3. Implementing bipap non-intrusive artificial notification techniques
- Implementer: Doctor and nurse specializing in Emergency Resuscitation;
- Tools and vehicles: BiPAP ventilators, non-intrusive breathing masks, erile plastic ventilator air paths, regular sputum catheters, closed sputum catheters, oxygen systems, pneumatic systems, suction systems, blood air testers, continuous monitors (electrocardiosis) , vascular, blood pressure, SpO2), bed X-ray machine, ambu ball with mask, oxygen breathing apparatus, emergency pleural opening kits, emergency kits stop existing,…
- Patients: Be explained about the purpose, technical implementation process, possible risks and sign the implementation commitment. After that, the patient does the necessary tests: Blood pressure measurement, vascular, breathing, SpO2, weight, height, calculation of body mass index,…;
- Medical records: Keep a complete record of the parameters to monitor and re-examine the results of the tests.
- Check records: re-check the specify, contraintent and commitment to agree to participate in the technique
- Check the patient: life functions, see if the procedure can be carried out.
- Technical implementation
+ Set initial ventilator parameters:
- FiO2 100% then gradually decreases to maintain FiO2 > 92%
- IPAP 8-12 cmH2O
- EPAP 0-5 cmH2O
- Pressure Support (PS) = IPAP-EPAP
- The difference between IPAP and EPAP should remain around 5cmH2O, BiPAP usually starts IPAP/EPAP of 8/3 or 10/5 cmH2O.
+ Set alarm limits
Set alarm limits, the level of which depends on the specific medical condition of each Patient.
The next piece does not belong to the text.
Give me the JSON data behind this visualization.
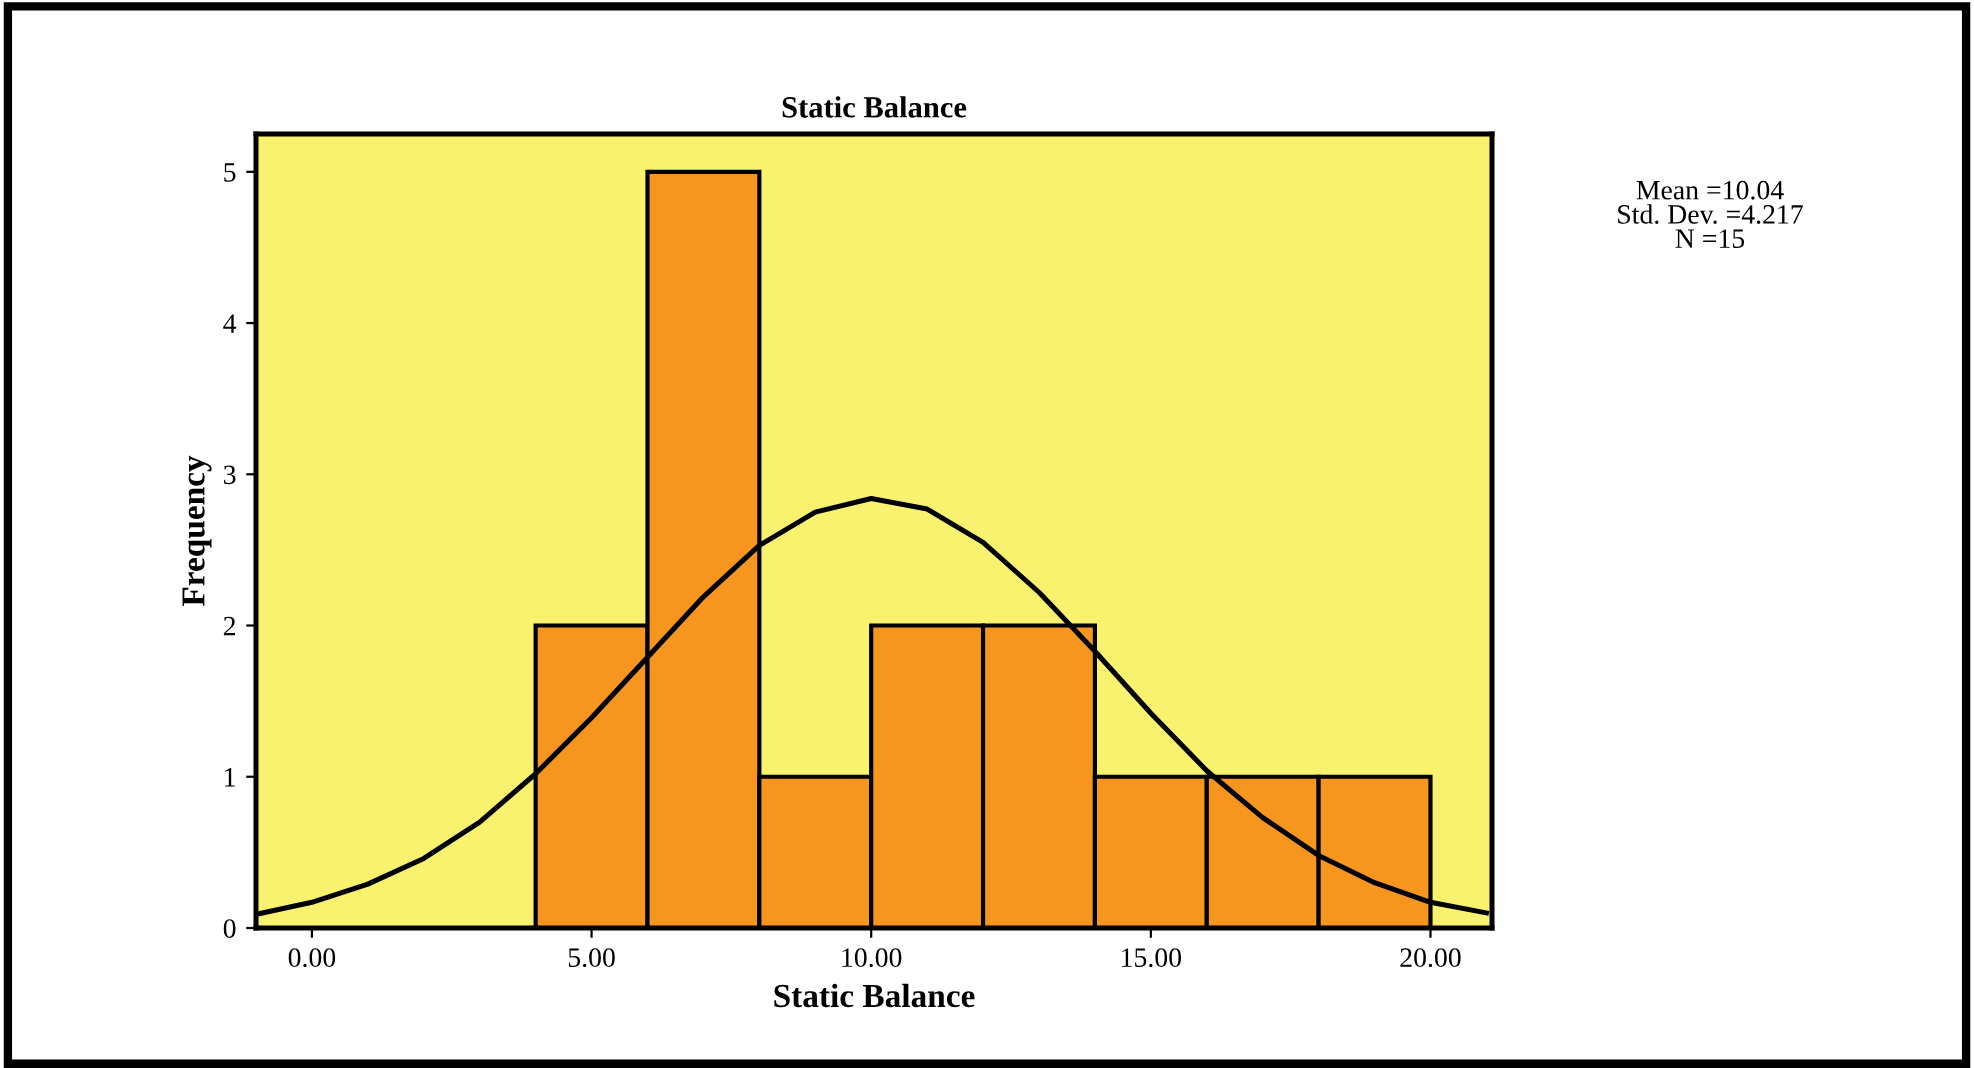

+ Conducting for patients with mechanical ventilators
Explain to the patient to understand and cooperate, then face down the nasal mask or mieng-nose for the patient, the hand the person holds the mask so that it fits properly, check the instructions of the patient breathing according to the machine, when the patient breathes on the machine, cooperates well to use a fixed wire
+ Adjustment of ventilator parameters:
If PaO2 falls
- Increase FiO2 every 10% to reach SpO2 > 92%.
- Increase IPAP and EPAP each time by 2cmH2O, which can increase IPAP to 20cmH20 and EPAP to 10-12cmH2O.
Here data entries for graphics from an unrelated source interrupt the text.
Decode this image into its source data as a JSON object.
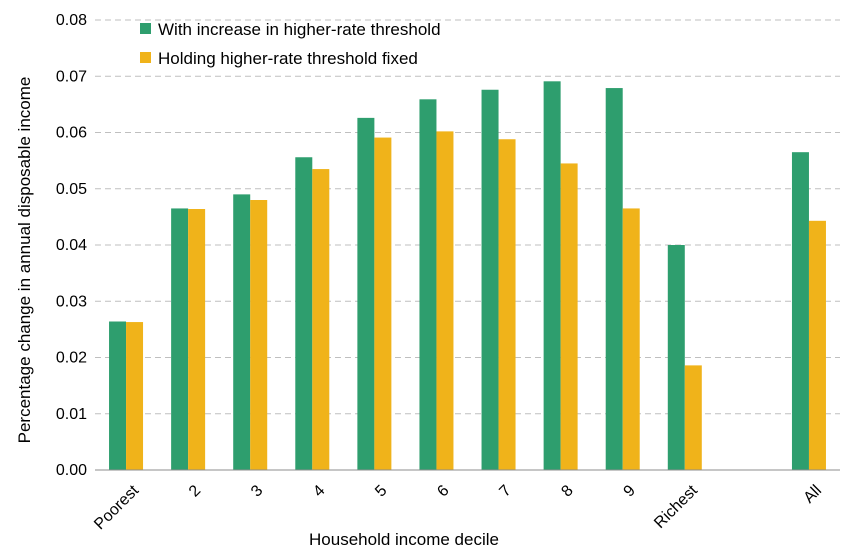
{
  "chart_data": {
    "type": "bar",
    "title": "",
    "xlabel": "Household income decile",
    "ylabel": "Percentage change in annual disposable income",
    "categories": [
      "Poorest",
      "2",
      "3",
      "4",
      "5",
      "6",
      "7",
      "8",
      "9",
      "Richest",
      "",
      "All"
    ],
    "series": [
      {
        "name": "With increase in higher-rate threshold",
        "color": "#2e9e6e",
        "values": [
          0.0264,
          0.0465,
          0.049,
          0.0556,
          0.0626,
          0.0659,
          0.0676,
          0.0691,
          0.0679,
          0.04,
          null,
          0.0565
        ]
      },
      {
        "name": "Holding higher-rate threshold fixed",
        "color": "#f0b31a",
        "values": [
          0.0263,
          0.0464,
          0.048,
          0.0535,
          0.0591,
          0.0602,
          0.0588,
          0.0545,
          0.0465,
          0.0186,
          null,
          0.0443
        ]
      }
    ],
    "ylim": [
      0,
      0.08
    ],
    "yticks": [
      "0.00",
      "0.01",
      "0.02",
      "0.03",
      "0.04",
      "0.05",
      "0.06",
      "0.07",
      "0.08"
    ],
    "grid": true,
    "legend_position": "top-left"
  }
}
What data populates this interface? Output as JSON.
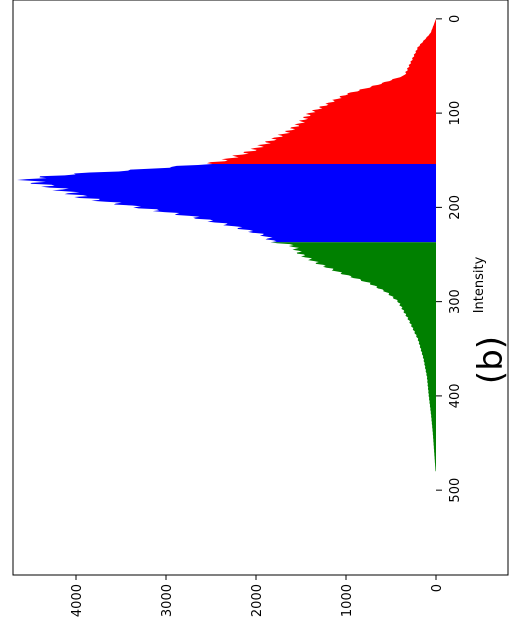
{
  "chart_data": {
    "type": "bar",
    "orientation": "rotated-90-clockwise",
    "xlabel": "Intensity",
    "ylabel": "",
    "panel_label": "(b)",
    "xlim": [
      -20,
      590
    ],
    "ylim": [
      0,
      4700
    ],
    "x_ticks": [
      0,
      100,
      200,
      300,
      400,
      500
    ],
    "y_ticks": [
      0,
      1000,
      2000,
      3000,
      4000
    ],
    "grid": false,
    "legend": "none",
    "colors": {
      "low": "#ff0000",
      "mid": "#0000ff",
      "high": "#008000"
    },
    "segments": [
      {
        "range": [
          0,
          154
        ],
        "color": "#ff0000"
      },
      {
        "range": [
          154,
          237
        ],
        "color": "#0000ff"
      },
      {
        "range": [
          237,
          480
        ],
        "color": "#008000"
      }
    ],
    "profile": [
      [
        0,
        0
      ],
      [
        15,
        60
      ],
      [
        30,
        200
      ],
      [
        50,
        300
      ],
      [
        60,
        350
      ],
      [
        70,
        650
      ],
      [
        80,
        1000
      ],
      [
        90,
        1200
      ],
      [
        100,
        1400
      ],
      [
        110,
        1500
      ],
      [
        120,
        1650
      ],
      [
        130,
        1850
      ],
      [
        140,
        2050
      ],
      [
        150,
        2350
      ],
      [
        154,
        2550
      ],
      [
        160,
        3300
      ],
      [
        165,
        4100
      ],
      [
        170,
        4550
      ],
      [
        175,
        4400
      ],
      [
        180,
        4200
      ],
      [
        190,
        3900
      ],
      [
        200,
        3300
      ],
      [
        210,
        2700
      ],
      [
        220,
        2250
      ],
      [
        230,
        1900
      ],
      [
        237,
        1800
      ],
      [
        240,
        1600
      ],
      [
        250,
        1500
      ],
      [
        260,
        1300
      ],
      [
        270,
        1050
      ],
      [
        280,
        750
      ],
      [
        290,
        550
      ],
      [
        300,
        420
      ],
      [
        320,
        300
      ],
      [
        340,
        200
      ],
      [
        360,
        140
      ],
      [
        380,
        100
      ],
      [
        400,
        80
      ],
      [
        420,
        55
      ],
      [
        440,
        35
      ],
      [
        460,
        20
      ],
      [
        480,
        5
      ],
      [
        490,
        0
      ]
    ]
  }
}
If PaO2 increases: Reduce FiO2 every 10% to reach SpO2 > 92%
Case paCO2 increase (pH <7,3): Tăng IPAP và EPAP mỗi lần 2cmH2O, có thể tăng IPAP đến 20cmH20 và EPAP tăng đến 10-12cmH2O.
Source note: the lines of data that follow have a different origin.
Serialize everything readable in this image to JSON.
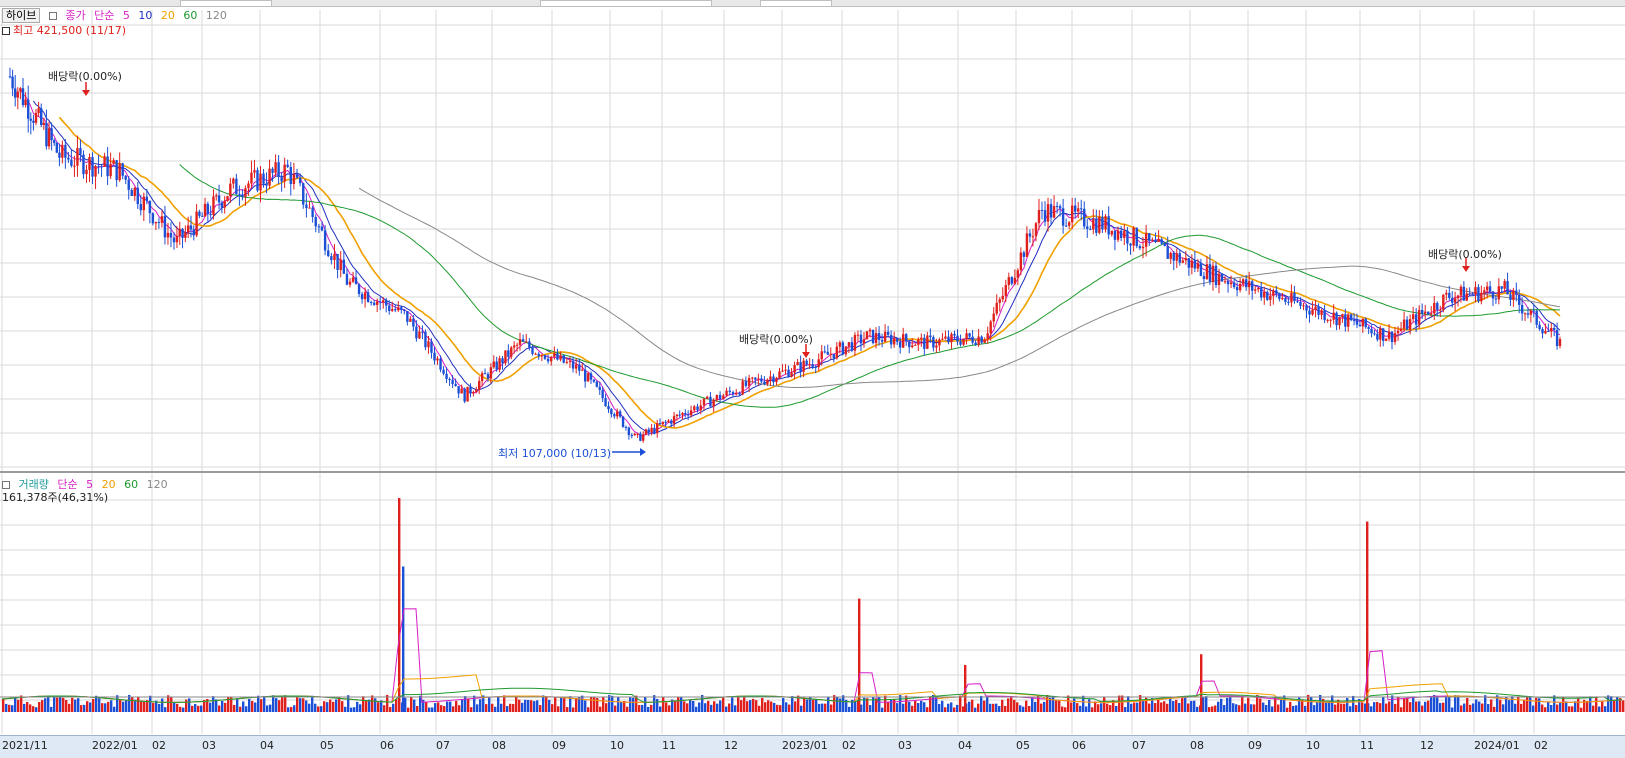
{
  "stock_name": "하이브",
  "price_legend": {
    "label": "종가",
    "method": "단순",
    "periods": [
      "5",
      "10",
      "20",
      "60",
      "120"
    ]
  },
  "volume_legend": {
    "label": "거래량",
    "method": "단순",
    "periods": [
      "5",
      "20",
      "60",
      "120"
    ]
  },
  "annotations": {
    "high": "최고 421,500 (11/17)",
    "low": "최저 107,000 (10/13)",
    "dividends": [
      "배당락(0.00%)",
      "배당락(0.00%)",
      "배당락(0.00%)"
    ],
    "volume_info": "161,378주(46,31%)"
  },
  "colors": {
    "up": "#e0201c",
    "down": "#1b4fd6",
    "ma5": "#d61fc6",
    "ma10": "#1f2fbf",
    "ma20": "#f0a000",
    "ma60": "#1e9a2e",
    "ma120": "#888888",
    "grid": "#d9d9d9",
    "axis_bg": "#dfe9f5"
  },
  "chart_data": [
    {
      "type": "line",
      "title": "하이브",
      "series_type": "candlestick with moving averages",
      "x_ticks": [
        "2021/11",
        "2022/01",
        "02",
        "03",
        "04",
        "05",
        "06",
        "07",
        "08",
        "09",
        "10",
        "11",
        "12",
        "2023/01",
        "02",
        "03",
        "04",
        "05",
        "06",
        "07",
        "08",
        "09",
        "10",
        "11",
        "12",
        "2024/01",
        "02"
      ],
      "ylim": [
        100000,
        430000
      ],
      "grid": true,
      "series": [
        {
          "name": "종가",
          "x": [
            "2021/11",
            "2021/12",
            "2022/01",
            "2022/02",
            "2022/03",
            "2022/04",
            "2022/05",
            "2022/06",
            "2022/07",
            "2022/08",
            "2022/09",
            "2022/10",
            "2022/11",
            "2022/12",
            "2023/01",
            "2023/02",
            "2023/03",
            "2023/04",
            "2023/05",
            "2023/06",
            "2023/07",
            "2023/08",
            "2023/09",
            "2023/10",
            "2023/11",
            "2023/12",
            "2024/01",
            "2024/02"
          ],
          "values": [
            390000,
            330000,
            320000,
            265000,
            305000,
            320000,
            235000,
            210000,
            150000,
            190000,
            170000,
            118000,
            140000,
            160000,
            175000,
            195000,
            190000,
            195000,
            290000,
            280000,
            260000,
            240000,
            225000,
            210000,
            195000,
            225000,
            230000,
            190000
          ]
        },
        {
          "name": "60",
          "x": [
            "2022/02",
            "2022/04",
            "2022/06",
            "2022/08",
            "2022/10",
            "2022/12",
            "2023/02",
            "2023/04",
            "2023/06",
            "2023/08",
            "2023/10",
            "2023/12",
            "2024/02"
          ],
          "values": [
            320000,
            300000,
            265000,
            205000,
            175000,
            150000,
            165000,
            190000,
            225000,
            258000,
            240000,
            215000,
            215000
          ]
        },
        {
          "name": "120",
          "x": [
            "2022/05",
            "2022/07",
            "2022/09",
            "2022/11",
            "2023/01",
            "2023/03",
            "2023/05",
            "2023/07",
            "2023/09",
            "2023/11",
            "2024/01",
            "2024/02"
          ],
          "values": [
            295000,
            255000,
            210000,
            175000,
            160000,
            162000,
            175000,
            220000,
            248000,
            238000,
            222000,
            220000
          ]
        }
      ],
      "high": {
        "value": 421500,
        "date": "11/17"
      },
      "low": {
        "value": 107000,
        "date": "10/13"
      }
    },
    {
      "type": "bar",
      "title": "거래량",
      "x_ticks": [
        "2021/11",
        "2022/01",
        "02",
        "03",
        "04",
        "05",
        "06",
        "07",
        "08",
        "09",
        "10",
        "11",
        "12",
        "2023/01",
        "02",
        "03",
        "04",
        "05",
        "06",
        "07",
        "08",
        "09",
        "10",
        "11",
        "12",
        "2024/01",
        "02"
      ],
      "series": [
        {
          "name": "거래량",
          "spikes": [
            {
              "x": "2022/06",
              "value": 100
            },
            {
              "x": "2022/06",
              "value": 68
            },
            {
              "x": "2023/02",
              "value": 53
            },
            {
              "x": "2023/11",
              "value": 89
            },
            {
              "x": "2023/08",
              "value": 27
            },
            {
              "x": "2023/04",
              "value": 22
            }
          ]
        }
      ],
      "ylim": [
        0,
        100
      ],
      "grid": true
    }
  ]
}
PaCO2 Case Reduction (pH>7.45): Reduced IPAP and EPAP each time by 2cmH2O.
- Ventilator activity, airway pressures and alarm status;
- Monitoring anti-machine status: See if the patient is cooperating, otherwise cooperation needs guidance and motivation for patients. In case of failure, the patient's blood oxidation does not improve, the insymed ventilator can be intrusive;
- Blood pressure, pulse, electrocardiosis, SpO2, frequent patient consciousness;
- Blood gas test every 12 – 24 hours depending on the condition, emergency when abnormal developments occur;
- X-ray of the lungs every 1 – 2 days, emergency scan when abnormalities occur.
3.4 Some accidents and handling
- Loss of consciousness: If the patient is in a coma, it is necessary to handle in-administration of inhaled ventilators;
- Hypotension: Treated by infusion, using vascular transport if necessary;
- Pressure trauma: Manifestations are patients against ventilators, hypopural spills, spO2 drops, pneumothorax. The treatment in this case is to place emergency pleural conduction;
- Ventilator infections: Prevent by thoroughly adhering to hospital eptic principles. When the patient is infected, antibiotics should be treated early, according to the principle of down the ladder;
- Ulcers or gastrointestinal bleeding due to stress: Prevent this condition by having patients use proton pump inhibitors.
When in order to perform non-intrusive bipap artificial estuation, patients should coordinate well with their doctor to ensure the best treatment effect, avoiding potentially dangerous complications.